4. Clint Robinson pitching in Game 2 – The 30-year-old rookie reserve outfielder/first baseman tossed a scoreless eighth inning, marking the first time that a position player pitched for the Nats since the franchise came to D.C. for the 2005 season.

What I didn’t like:

1. Stephen Strasburg’s start in Game 2 – Strasburg, coming off lasting just three innings due to discomfort underneath his right shoulder blade in a 2-1 loss to Miami on May 5, allowed eight runs (seven earned) in 3 1/3 innings on eight hits (including two homers) and a walk.  He also committed an error during the Diamondbacks’ five-run fourth.

The numbers on Strasburg over seven starts this season aren’t pretty.  He has a 6.06 ERA and 1.71 WHIP.  He has a strikeout percentage (strikeouts divided by total batters faced) of 20.6 percent, far below his previous season averages.

So what’s wrong with Strasburg?

It’s possible that his health is the biggest issue, as when asked after the game if his back felt fine he said, “Yeah, it’s good enough.”

It’s also possible his mechanics are to blame, as his location has been off (six of the eight hits he gave up in this game came on pitches in the upper half of the strike zone).

And it’s possible that Strasburg’s oft-discussed mental makeup is still a problem.  He gave up a three-run homer to Mark Trumbo two batters after committing that error.  Wilson Ramos on Strasburg after Game 2: “I think he’s thinking too much.  You can’t go out and think too much.  I think that’s what’s happening with him right now…I don’t know what was happening with him.  It was really different on the mound from the bullpen.”

But it’s also possible that Strasburg has simply been the victim of bad luck.  Batters facing Strasburg have a batting average on balls in play (BABIP) so far this season of .398, far above the accepted industry average of .300.  In other words, balls that were landing near fielders last season may simply be landing in no-man’s land this season.

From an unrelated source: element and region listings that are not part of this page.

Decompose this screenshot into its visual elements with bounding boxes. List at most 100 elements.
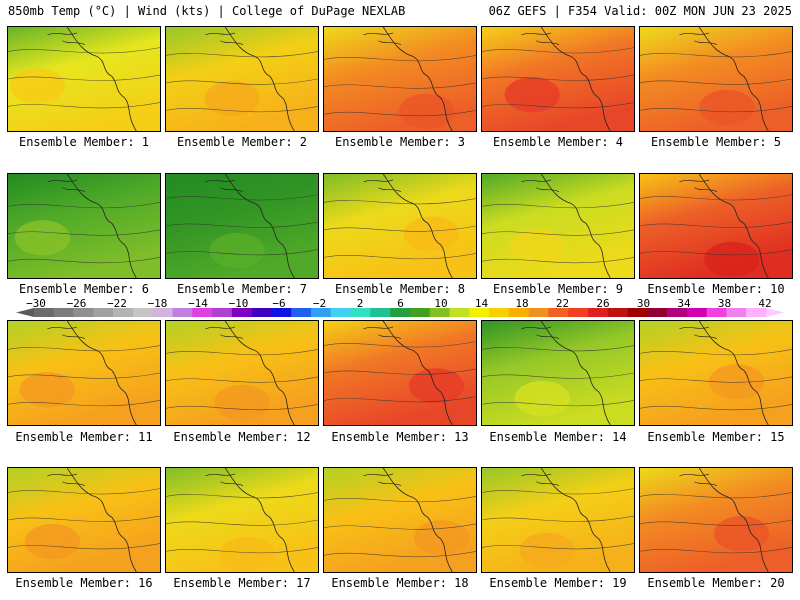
lake-outline bbox=[679, 179, 718, 192]
height-contour bbox=[482, 47, 634, 54]
colorbar-segment bbox=[429, 308, 450, 317]
ensemble-member-map bbox=[639, 467, 793, 573]
lake-outline bbox=[363, 32, 402, 45]
colorbar-segment bbox=[370, 308, 391, 317]
ensemble-member-map bbox=[481, 26, 635, 132]
height-contour bbox=[8, 515, 160, 522]
lake-outline bbox=[679, 326, 718, 339]
ensemble-member-label: Ensemble Member: 3 bbox=[334, 135, 466, 149]
height-contour bbox=[640, 51, 792, 58]
colorbar-segment bbox=[93, 308, 114, 317]
height-contour bbox=[166, 404, 318, 411]
colorbar-segment bbox=[508, 308, 529, 317]
temperature-field bbox=[166, 27, 318, 131]
ensemble-member-map bbox=[165, 26, 319, 132]
temperature-anomaly-region bbox=[699, 89, 755, 126]
temperature-anomaly-region bbox=[403, 216, 460, 252]
ensemble-member-label: Ensemble Member: 4 bbox=[492, 135, 624, 149]
height-contour bbox=[640, 349, 792, 356]
colorbar-segment bbox=[132, 308, 154, 317]
height-contour bbox=[482, 202, 634, 209]
lake-outline bbox=[47, 326, 86, 339]
colorbar-segment bbox=[231, 308, 252, 317]
coastline bbox=[698, 321, 769, 425]
height-contour bbox=[324, 551, 476, 558]
colorbar-tick-label: 22 bbox=[555, 297, 570, 310]
ensemble-member-map bbox=[481, 320, 635, 426]
height-contour bbox=[8, 257, 160, 264]
ensemble-member-label: Ensemble Member: 19 bbox=[489, 576, 627, 590]
height-contour bbox=[482, 74, 634, 81]
lake-outline bbox=[363, 179, 402, 192]
colorbar-tick-label: −30 bbox=[26, 297, 46, 310]
lake-outline bbox=[521, 473, 560, 486]
colorbar-segment bbox=[350, 308, 371, 317]
colorbar-tick-label: 30 bbox=[636, 297, 651, 310]
coastline bbox=[66, 174, 137, 278]
lake-outline bbox=[47, 179, 86, 192]
ensemble-member-label: Ensemble Member: 12 bbox=[173, 430, 311, 444]
ensemble-member-map bbox=[7, 320, 161, 426]
coastline bbox=[540, 468, 611, 572]
coastline bbox=[540, 27, 611, 131]
height-contour bbox=[324, 198, 476, 205]
colorbar-tick-label: 2 bbox=[356, 297, 364, 310]
lake-outline bbox=[47, 473, 86, 486]
height-contour bbox=[640, 249, 792, 256]
lake-outline bbox=[205, 179, 244, 192]
colorbar-tick-label: 14 bbox=[474, 297, 489, 310]
height-contour bbox=[482, 257, 634, 264]
colorbar-segment bbox=[310, 308, 332, 317]
height-contour bbox=[324, 82, 476, 89]
lake-outline bbox=[363, 326, 402, 339]
height-contour bbox=[640, 194, 792, 201]
coastline bbox=[382, 468, 453, 572]
coastline bbox=[540, 321, 611, 425]
colorbar-tick-label: 26 bbox=[596, 297, 610, 310]
height-contour bbox=[324, 253, 476, 260]
ensemble-member-map bbox=[323, 467, 477, 573]
colorbar-segment bbox=[489, 308, 510, 317]
colorbar-segment bbox=[409, 308, 430, 317]
coastline bbox=[540, 174, 611, 278]
coastline bbox=[66, 27, 137, 131]
colorbar-segment bbox=[746, 308, 767, 317]
temperature-anomaly-region bbox=[14, 220, 71, 256]
colorbar-segment bbox=[706, 308, 727, 317]
colorbar-segment bbox=[53, 308, 74, 317]
colorbar-tick-label: 38 bbox=[717, 297, 732, 310]
ensemble-member-label: Ensemble Member: 7 bbox=[176, 282, 308, 296]
model-run-info: 06Z GEFS | F354 Valid: 00Z MON JUN 23 20… bbox=[488, 4, 792, 18]
temperature-anomaly-region bbox=[214, 384, 270, 421]
height-contour bbox=[482, 229, 634, 236]
height-contour bbox=[8, 102, 160, 109]
temperature-colorbar bbox=[16, 308, 784, 317]
height-contour bbox=[8, 47, 160, 54]
height-contour bbox=[166, 547, 318, 554]
colorbar-segment bbox=[34, 308, 55, 317]
temperature-field bbox=[8, 321, 160, 425]
lake-outline bbox=[205, 473, 244, 486]
colorbar-segment bbox=[726, 308, 747, 317]
temperature-anomaly-region bbox=[704, 241, 760, 278]
colorbar-segment bbox=[647, 308, 668, 317]
height-contour bbox=[324, 110, 476, 117]
temperature-anomaly-region bbox=[399, 93, 455, 130]
temperature-anomaly-region bbox=[514, 380, 570, 417]
colorbar-segment bbox=[291, 308, 312, 317]
height-contour bbox=[640, 519, 792, 526]
height-contour bbox=[324, 225, 476, 232]
temperature-anomaly-region bbox=[709, 364, 765, 400]
coastline bbox=[224, 468, 295, 572]
colorbar-segment bbox=[607, 308, 628, 317]
coastline bbox=[224, 27, 295, 131]
coastline bbox=[66, 321, 137, 425]
colorbar-tick-label: −18 bbox=[147, 297, 168, 310]
lake-outline bbox=[363, 473, 402, 486]
height-contour bbox=[640, 106, 792, 113]
lake-outline bbox=[679, 32, 718, 45]
height-contour bbox=[482, 400, 634, 407]
ensemble-member-map bbox=[165, 467, 319, 573]
height-contour bbox=[324, 496, 476, 503]
lake-outline bbox=[521, 32, 560, 45]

Strasburg’s velocity has been fine.  He registered an ERA+ of 126 (100 is average) each of the previous two seasons.   He has been a very good pitcher and should be expected this season to ultimately revert to his track record.

Also, look up what the Dodgers’ Clayton Kershaw has done so far this season.  Strasburg isn’t the only quality starting pitcher who is struggling.

2. Gio Gonzalez’s start in Game 3 – Gio allowed five runs in five innings on nine hits and two walks.  Williams was so agitated at one point with Gio or the infield or both that the manager let everyone have it during a rare mound visit that did not result in a pitching change.

3. The defense in Game 3 – Jayson Werth committed a throwing error during the Diamondbacks’ one-run second.  Ian Desmond committed an error during the Diamondbacks’ three-run third and then had another error during their one-run eighth.   

4. The bullpen – Nats relievers combined to allow seven runs in 10 2/3 innings on 14 hits and six walks.  Sammy Solis and Matt Grace combined to allow six runs in 2 2/3 innings in Game 2.